3.5ヨーロッパ旅行好きな人にはお薦めだけれども、以外と日本と縁が深くある国だったのだ

2013年9月15日
PCから投稿
鑑賞方法:試写会

知的

難しい

寝られる

今、我が国では東京オリンピックの開催が決定するし、富士山が世界遺産に登録されるし、何かと世界各国から、注目を集めている日本である。
この映画「ポルトガル、ここに、誕生す」は、EU連合により、欧州文化都市と言うものに、ポルトガルのギマランイスと言う街が指定された。
そこで、このギマランイスと言う街を広く世界の人達に知って貰おうと言う事で、一癖も二癖も有りそうな、ポルトガルを初めとし、欧州では有名な4人の監督によるオムニバス映画が誕生した。
とは言っても残念だが、日本に於いては、この4人の監督作品の多くは公開されてはいないので、彼らの作品を私は余り知らない。
しかし、日本では一般的に知られていないだけであって、この作品を観るとやはり立派な作品もあった。中でも驚かされるのは、マノエル・デ・オリベイラ監督は、100歳を越えているのだ。そしてこの4作品の中でも、彼の作品は一番良かった様に私は思った。
日本で言えば、新藤兼人監督は100歳で他界される迄現役であったのだが、その彼の上をいく巨匠が、ポルトガルにいたとは、本当に驚きだった。オリベイラ監督作品では、「コロンブス永遠の海」や、カンヌ映画祭の60回目を記念して、映画界をテーマにした短編作品を世界中の、カンヌと縁の深い監督30数人がオムニバス作品を制作している「それぞれのシネマ」があるが、オリベイラ監督も短編を制作した一人である。
この映画には、日本からの監督としては、北野武監督が作品を出しているので、御存じの方も多数いると思う。

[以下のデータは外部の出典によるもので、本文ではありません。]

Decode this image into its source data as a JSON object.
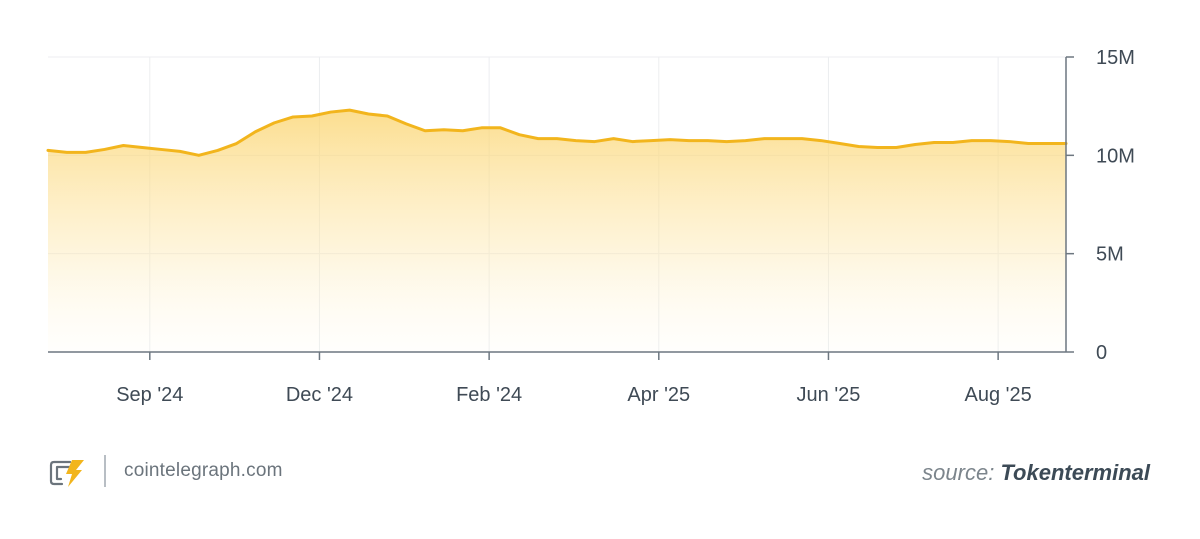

私などは、ヨーロッパを訪れた事が無いので、このポルトガルと言う国が、現在はどんな所なのか想像もつかない。それ故とても興味深くこの映画を観た。
だが、日本とポルトガルの交流の歴史は意外と古くからあった、その事に映画を観た後で、気が付いた。
そう、秀吉の時代の頃に、南蛮貿易が盛んに行われていた事を学校で習った事をすっかり忘れていたのだ。このポルトガル・スペイン・イタリアの3国との交易をまとめて確か、南蛮貿易と呼んでいたのだと思う。
日本が鎖国するまでの間、いち早くポルトガルは、アジアの最東方の日本へとよくぞ来たものだ。キリスト教を伝えた、宣教師達がポルトガルから来日していた事は有名な話だ。
カステラ・金平糖・カルタ・それにタバコ迄、結構ポルトガルの言葉がその間々外来語として日本語になったケースも有る。

ポルトガルの現在の産業の多くは、人件費の安い国々へと廻され、経済的にはかなり危機的な状態へと向かっている為、人々は頭を悩ませているのだと言う。その為か、映画も全体に暗い作品が中心的であったのは残念でならない。
この映画は、ヨーロッパ好きや、旅行好きの人、そして歴史好きの人に特にお薦めしたい。